During last night's run, I realized my true race strategy: I have to honor my training. I can't ignore the months of work I have put specifically into this race. I can't ignore the wisdom I've gained, both mentally and physically, from the training process. My body is trained. It knows how to do this. I have to honor that. My brain is just along for the ride--and quite frankly if I could leave it home on race day, I would.

This means that I am not running this race for a sub- 4:00 finish time. It means I am running the race that my body is prepared to run, and I have tried my best to prepare it to finish in 3:50. But I won't force that finishing time upon myself. if I try to force my body into running the race my mind wants to run it will backfire (see: Rutledge Half Marathon Race Report). I have to trust that my body knows what it's doing and understand that the finishing time is an output of that trust.

So my race day strategy will be to start off somewhere between the 3:45 and 4:00 pace groups.
The first couple of miles will be slowest, at about 9:06. Then I plan to ease into 8:56's, and hit my target pace of 8:48 for miles 10-17. The last six miles will be whatever I've got left. If I can run the final 10K in just under 54 minutes, I should come home in 3:50 and change.

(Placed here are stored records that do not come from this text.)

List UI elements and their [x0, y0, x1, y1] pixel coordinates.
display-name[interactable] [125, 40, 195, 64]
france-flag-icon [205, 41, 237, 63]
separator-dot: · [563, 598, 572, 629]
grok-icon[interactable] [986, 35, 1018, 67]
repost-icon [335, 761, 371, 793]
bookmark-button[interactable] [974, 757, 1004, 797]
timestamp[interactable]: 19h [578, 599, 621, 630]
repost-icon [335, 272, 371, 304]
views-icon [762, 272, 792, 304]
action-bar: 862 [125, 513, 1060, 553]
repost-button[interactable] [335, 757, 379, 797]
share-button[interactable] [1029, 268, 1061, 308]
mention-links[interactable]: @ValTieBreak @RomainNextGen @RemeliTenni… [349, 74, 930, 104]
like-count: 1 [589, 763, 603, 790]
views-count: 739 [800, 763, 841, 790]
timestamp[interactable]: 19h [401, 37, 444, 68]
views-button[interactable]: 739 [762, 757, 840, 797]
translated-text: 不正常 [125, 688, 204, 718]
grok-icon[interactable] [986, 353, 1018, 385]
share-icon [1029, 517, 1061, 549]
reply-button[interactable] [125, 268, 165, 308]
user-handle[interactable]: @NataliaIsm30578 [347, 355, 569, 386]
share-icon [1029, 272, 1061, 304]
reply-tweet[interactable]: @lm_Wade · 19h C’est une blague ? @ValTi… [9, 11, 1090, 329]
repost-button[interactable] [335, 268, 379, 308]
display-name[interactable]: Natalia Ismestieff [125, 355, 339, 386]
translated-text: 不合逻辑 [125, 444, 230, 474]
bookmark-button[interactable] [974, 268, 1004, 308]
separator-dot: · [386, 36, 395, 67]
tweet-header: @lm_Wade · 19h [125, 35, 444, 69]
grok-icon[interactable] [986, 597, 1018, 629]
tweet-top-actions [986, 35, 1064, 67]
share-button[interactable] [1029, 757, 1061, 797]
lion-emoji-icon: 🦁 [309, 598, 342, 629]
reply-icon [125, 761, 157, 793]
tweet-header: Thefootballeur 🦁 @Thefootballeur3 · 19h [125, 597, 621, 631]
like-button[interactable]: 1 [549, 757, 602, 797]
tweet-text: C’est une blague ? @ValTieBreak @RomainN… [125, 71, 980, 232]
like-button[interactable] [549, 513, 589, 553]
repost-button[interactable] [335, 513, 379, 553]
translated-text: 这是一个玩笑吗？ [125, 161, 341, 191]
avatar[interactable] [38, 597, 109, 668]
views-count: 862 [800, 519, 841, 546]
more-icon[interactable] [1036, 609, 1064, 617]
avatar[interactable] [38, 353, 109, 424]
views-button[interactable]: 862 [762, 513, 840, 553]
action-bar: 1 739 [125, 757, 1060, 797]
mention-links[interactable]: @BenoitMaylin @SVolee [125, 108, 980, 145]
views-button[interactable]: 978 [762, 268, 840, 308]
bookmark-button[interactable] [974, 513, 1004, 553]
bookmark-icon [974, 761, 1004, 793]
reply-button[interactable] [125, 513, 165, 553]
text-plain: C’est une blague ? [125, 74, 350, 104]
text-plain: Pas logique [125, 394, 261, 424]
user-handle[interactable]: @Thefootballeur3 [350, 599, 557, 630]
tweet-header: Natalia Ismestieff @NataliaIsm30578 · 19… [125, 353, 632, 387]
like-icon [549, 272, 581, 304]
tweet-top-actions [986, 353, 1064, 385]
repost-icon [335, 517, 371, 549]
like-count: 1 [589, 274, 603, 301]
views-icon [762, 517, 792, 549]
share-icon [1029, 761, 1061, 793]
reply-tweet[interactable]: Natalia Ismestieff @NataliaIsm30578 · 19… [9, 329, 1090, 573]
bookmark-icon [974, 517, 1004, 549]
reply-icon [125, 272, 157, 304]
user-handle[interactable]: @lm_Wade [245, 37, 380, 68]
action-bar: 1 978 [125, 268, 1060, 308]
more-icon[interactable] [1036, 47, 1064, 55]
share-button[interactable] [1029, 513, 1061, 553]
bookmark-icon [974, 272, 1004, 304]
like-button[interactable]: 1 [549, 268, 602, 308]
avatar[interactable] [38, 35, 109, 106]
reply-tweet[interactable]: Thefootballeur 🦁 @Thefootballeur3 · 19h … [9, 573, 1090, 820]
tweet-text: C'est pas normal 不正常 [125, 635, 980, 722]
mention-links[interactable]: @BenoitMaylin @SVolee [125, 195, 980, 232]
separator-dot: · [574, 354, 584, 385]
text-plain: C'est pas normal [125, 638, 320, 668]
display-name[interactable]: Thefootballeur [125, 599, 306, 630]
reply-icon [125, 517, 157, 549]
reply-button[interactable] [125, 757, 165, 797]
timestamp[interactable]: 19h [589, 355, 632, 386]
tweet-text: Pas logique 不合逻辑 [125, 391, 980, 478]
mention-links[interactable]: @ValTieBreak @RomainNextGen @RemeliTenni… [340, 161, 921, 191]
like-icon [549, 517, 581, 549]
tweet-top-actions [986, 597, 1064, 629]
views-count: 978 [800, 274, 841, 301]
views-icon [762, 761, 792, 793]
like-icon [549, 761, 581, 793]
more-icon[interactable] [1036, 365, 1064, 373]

While out there my biggest challenge (I hope) will be sticking to the pace plan through 18 miles. It will feel too slow in the early going....but it isn't. Any faster and I'll pay a big price later in the race. I know that no matter how many times I hear that and think I understand it, it's still very easy to be seduced into starting out faster than I should on race morning. It's so easy to run the first half of a marathon 10-20 seconds/mile....or more....faster than you should and die in the last 6 miles. That's definitely what happened to me at Buffalo, specifically from mile 13-18.

So that is my game plan: honor what I have trained myself to do by letting me do it. It's simple really, but it takes lots of discipline to execute. Game on.